PAKISTAN has become the latest Asian country to introduce enhanced screening measures for the deadly Nipah virus, joining at least six other nations implementing border controls despite assurances from Indian and WHO officials that the risk of spread remains low.
Pakistan's Border Health Services department announced on Thursday (29) that authorities had ordered strengthened surveillance measures at all points of entry, including seaports, land borders and airports, following India's confirmation of two Nipah infections in late December.
"It has become imperative to strengthen preventative and surveillance measures at Pakistan's borders," the department said in a statement, adding that "all travellers shall undergo thermal screening and clinical assessment at the Point of Entry."
The agency said travellers would need to provide transit history for the preceding 21-day period to check whether they had been through "Nipah-affected or high-risk regions."
Nipah is a rare viral infection that spreads largely from infected animals, mainly fruit bats, to humans. While it can be asymptomatic, it is often very dangerous, with a case fatality rate of 40 per cent to 75 per cent, depending on the local healthcare system's capacity for detection and management, according to the WHO.
The virus can cause fever and brain inflammation, and there is currently no vaccine or cure, though vaccines in development are still being tested. Person-to-person transmission is not easy and typically requires prolonged contact with an infected individual.
Thailand, Singapore, Hong Kong, Malaysia, Indonesia and Vietnam have similarly tightened screening at airports in recent days, though there are no direct flights between Pakistan and India and travel between the neighbouring countries remains extremely limited, particularly since their worst fighting in decades erupted last May.
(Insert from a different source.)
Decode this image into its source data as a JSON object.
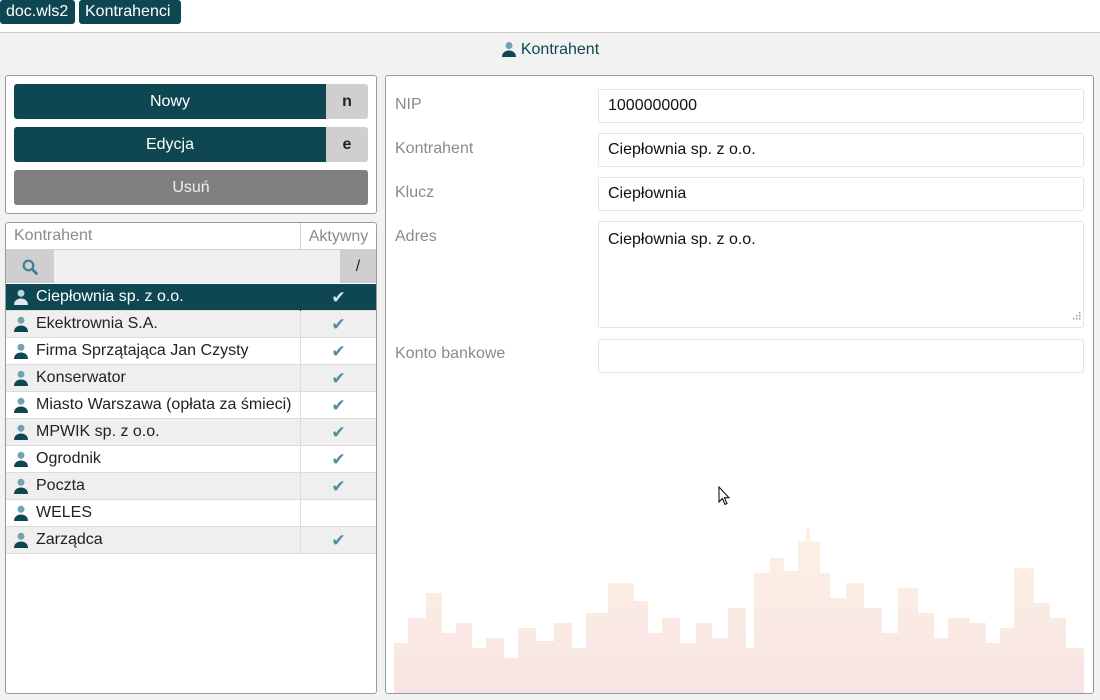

Indian health authorities have sought to downplay concerns, insisting there is no outbreak and no need for airport screening within the country. Officials said this week that authorities have identified and traced 196 contacts linked to the two cases, with none showing symptoms and all testing negative for the virus.
"There is no outbreak, there were just two cases in one district in (West) Bengal and there is no spread," a federal health ministry official told Reuters, speaking on condition of anonymity. "There is no consideration for screening at airports in India because there appears to be no need for it."
Asked about Indian passengers being screened at airports across Asia, the official said it was the sovereign right of countries to do what they think is best.
The two infected individuals are healthcare workers in West Bengal. The chief district medical officer in the eastern state told Reuters on Thursday that the male patient was doing well and likely to be discharged from hospital soon, while the female patient remain critical and under treatment.
The WHO backed India's assessment on Friday (30), saying the risk of spread was low on national, regional and global levels.
"The WHO considers the risk of further spread of infection from these two cases is low," the agency told Reuters in an email, adding that India had the capacity to contain such outbreaks and that "there is no evidence yet of increased human to human transmission."
Anaïs Legand, an official with WHO's Health Emergencies Programme, told a Geneva press briefing that neither infected person had travelled while symptomatic, and both patients remained alive and hospitalised, with one showing signs of improvement.
"The risk on a national, regional and global level is considered low," Legand said, though she noted the WHO was waiting for India to release the viral sequence to assess any possible mutation. However, she added there was "no specific evidence that would make us worry for the time being."
The WHO said it did not recommend travel or trade restrictions, though it did not rule out further exposure to the virus, which circulates in bat populations in parts of India and neighbouring Bangladesh.
The source of the current infections remains unclear. "Hypotheses such as infection from drinking palm juice or exposure at healthcare facilities are being considered," Legand said.
The global health body classifies Nipah as a priority pathogen because of the lack of licensed vaccines or treatments, its high fatality rate, and fears it could mutate into a more transmissible variant.
India regularly reports sporadic Nipah infections, particularly in the southern state of Kerala, regarded as one of the world's highest-risk regions for the virus and linked to dozens of deaths since it first emerged there in 2018. The current outbreak is the seventh documented in India and the third in West Bengal.
As of December 2025, there have been 750 confirmed Nipah infections globally, with 415 deaths, according to the Coalition for Epidemic Preparedness Innovations, which is funding a vaccine trial.